Вызвал Фадеичев и велел рисовать объяснительную.
Я такие штуки ни разу не писал.
– Ну чего ты, пане, повесил нос? – тряхнул Олег меня за плечо. – Садись рядом. Я помогу. Уже штук шесть нарисовал. Поделюсь опытом.
Он пишет от моего имени.
Заместителю главного редактора ГРСИ
Фадеичеву Евгению Михайловичу
от литсотрудника РПЭИ Санжаровского А.Н.
ОБЪЯСНИТЕЛЬНАЯ ЗАПИСКА
В воскресенье 11 января я должен был по графику дежурить на главном выпуске ГРСИ. Безусловно, я бы вышел на дежурство, твердо знай, что должен быть там. К сожалению, я впервые об этом запамятовал. И вот почему. Накануне два дня у меня были заняты освещением актива геологов страны. Я впервые писал о таком крупном событии, я боялся упустить самую аленькую подробность. В пятницу поздно вечером на активе выступил Секретарь ЦК КПСС Михаил Сергеевич Соломенцев. Я устал. У меня не хватило сил приехать в редакцию. Сверки, передача, дальнейшие уточнения деталей отняли у меня не только много времени, но и сил. В результате я не смог приехать в редакцию и восстановить в памяти известие о том, что в воскресенье у меня дежурство на главном выпуске (оно лежало на моем столе). Обещаю, что этот первый нечаянный случай нарушения трудовой дисциплины будет у меня и последним.

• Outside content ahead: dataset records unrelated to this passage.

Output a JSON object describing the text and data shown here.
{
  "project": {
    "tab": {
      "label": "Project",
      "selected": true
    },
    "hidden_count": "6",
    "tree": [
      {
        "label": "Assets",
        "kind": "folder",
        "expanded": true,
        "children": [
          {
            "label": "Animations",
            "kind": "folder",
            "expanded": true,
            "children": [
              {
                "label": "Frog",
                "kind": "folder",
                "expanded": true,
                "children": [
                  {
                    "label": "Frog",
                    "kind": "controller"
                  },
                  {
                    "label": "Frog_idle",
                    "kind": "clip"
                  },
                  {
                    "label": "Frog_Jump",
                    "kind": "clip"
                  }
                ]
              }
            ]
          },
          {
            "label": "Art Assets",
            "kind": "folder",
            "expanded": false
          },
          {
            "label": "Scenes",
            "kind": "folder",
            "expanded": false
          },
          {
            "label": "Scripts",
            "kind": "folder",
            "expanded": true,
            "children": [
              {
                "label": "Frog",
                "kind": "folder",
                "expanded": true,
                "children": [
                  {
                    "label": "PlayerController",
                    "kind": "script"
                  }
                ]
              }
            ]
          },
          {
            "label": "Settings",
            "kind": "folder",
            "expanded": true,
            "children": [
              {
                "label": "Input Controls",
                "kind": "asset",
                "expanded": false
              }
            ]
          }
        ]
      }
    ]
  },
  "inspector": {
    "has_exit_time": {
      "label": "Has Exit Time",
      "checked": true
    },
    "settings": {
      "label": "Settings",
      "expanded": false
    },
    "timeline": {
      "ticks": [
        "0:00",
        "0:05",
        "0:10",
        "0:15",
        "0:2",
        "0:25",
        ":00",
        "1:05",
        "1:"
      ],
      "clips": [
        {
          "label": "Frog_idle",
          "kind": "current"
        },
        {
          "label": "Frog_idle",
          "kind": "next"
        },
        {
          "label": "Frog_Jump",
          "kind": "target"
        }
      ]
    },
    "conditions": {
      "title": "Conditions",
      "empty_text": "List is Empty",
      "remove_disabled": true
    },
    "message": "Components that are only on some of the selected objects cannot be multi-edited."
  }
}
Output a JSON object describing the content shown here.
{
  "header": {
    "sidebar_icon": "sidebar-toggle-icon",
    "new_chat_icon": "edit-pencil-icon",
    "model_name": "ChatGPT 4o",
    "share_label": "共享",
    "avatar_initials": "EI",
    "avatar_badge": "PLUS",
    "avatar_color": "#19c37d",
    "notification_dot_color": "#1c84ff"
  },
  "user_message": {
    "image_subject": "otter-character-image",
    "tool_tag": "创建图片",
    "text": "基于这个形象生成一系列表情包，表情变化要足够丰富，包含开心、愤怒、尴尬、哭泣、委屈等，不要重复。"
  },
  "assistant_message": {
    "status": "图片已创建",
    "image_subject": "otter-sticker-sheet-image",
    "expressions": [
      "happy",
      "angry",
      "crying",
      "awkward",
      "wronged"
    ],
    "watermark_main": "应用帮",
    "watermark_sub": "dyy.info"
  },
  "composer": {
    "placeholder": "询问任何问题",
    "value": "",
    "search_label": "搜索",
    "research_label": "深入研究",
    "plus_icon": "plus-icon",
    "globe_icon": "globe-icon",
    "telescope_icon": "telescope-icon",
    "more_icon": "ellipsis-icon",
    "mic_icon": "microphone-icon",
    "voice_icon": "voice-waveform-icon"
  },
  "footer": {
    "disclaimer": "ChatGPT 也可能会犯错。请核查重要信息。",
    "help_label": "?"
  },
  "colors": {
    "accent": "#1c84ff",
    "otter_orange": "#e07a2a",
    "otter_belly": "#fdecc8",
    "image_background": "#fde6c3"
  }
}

Олег торжественно прочитал мне своё творение и спросил:
– Ну как? Этот всепланетный плач народов пойдёт?
– Хыр-р-рошо!
– Писал ведь опытный нарушитель дисциплины. Стреляный воробей и не раз битая собака. Ничего, старик. Крепись! «Человек не становится меньше оттого, что ему отрубают голову».
– Спасибо. Утешил.
Приказом за подписью одного из замов Лапина мне отстегнули замечание.
Секретарь Лидочка принесла мне этот приказ на подпись.
Я заартачился:
– Ваши шишки собирать!? Не буду. За месяц тащите график на подпись! За месяц можно забыть даже как тебя зовут! Почему б за неделю до дежурства не предупредить?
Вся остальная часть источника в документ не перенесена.